The tears for the dead
Only fall to fertilize
The flowers that spread.
When we learned of the old aunt’s repose,
mother dirt had already begun
opening under the hand of our shovels.
Pinched, kissed, embedded and gently patted
under a sifted blanket of rich earth itself,
she roots herself in the navel of our
gathering.
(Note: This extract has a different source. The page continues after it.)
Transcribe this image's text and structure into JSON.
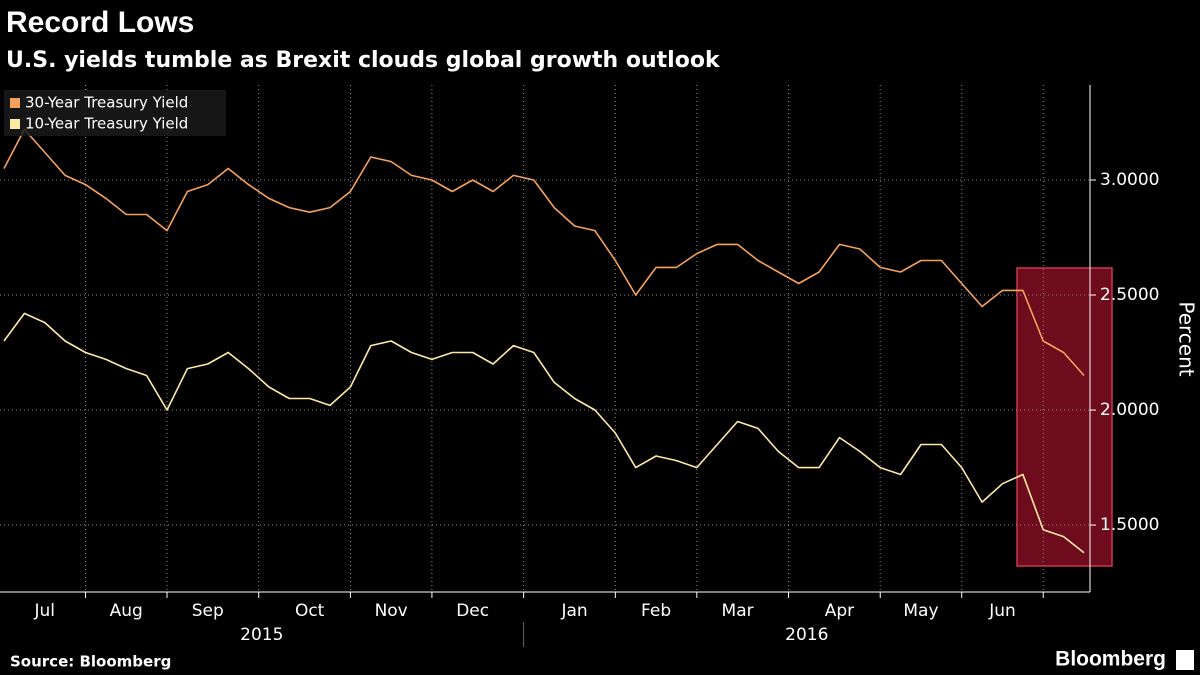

A silence hums across the skin of
each one of us, and soon a motionless ritual
dance calls forth the salty-sweet warm rain.
By drip and by drop and by faucet we offer
our lacrimal agriculture – it’s not that some are
heartless, it’s simply nature.
And the flowers are like rabbits.
They emerge as a whirling tray of the
saddest fruit you could ever taste.
We all partake, whispering our thanks
so subtly even our own ears cannot hear.
One by one, then, we glide to the horizon,
clutching a bouquet as a kite.
We waft away from the morbid liturgy
without a wince or a spark, and our
undersense begins to eagerly stretch its wraithy
fingers for the communion we tote homeward.
Each one will be on display – soaking sun-
shine on the sill, decorating a wall,
coloring the evening table meals –
for some a day, for some a generation,
but will atrophy, eventually,
as dirt becomes one with the bones of the host.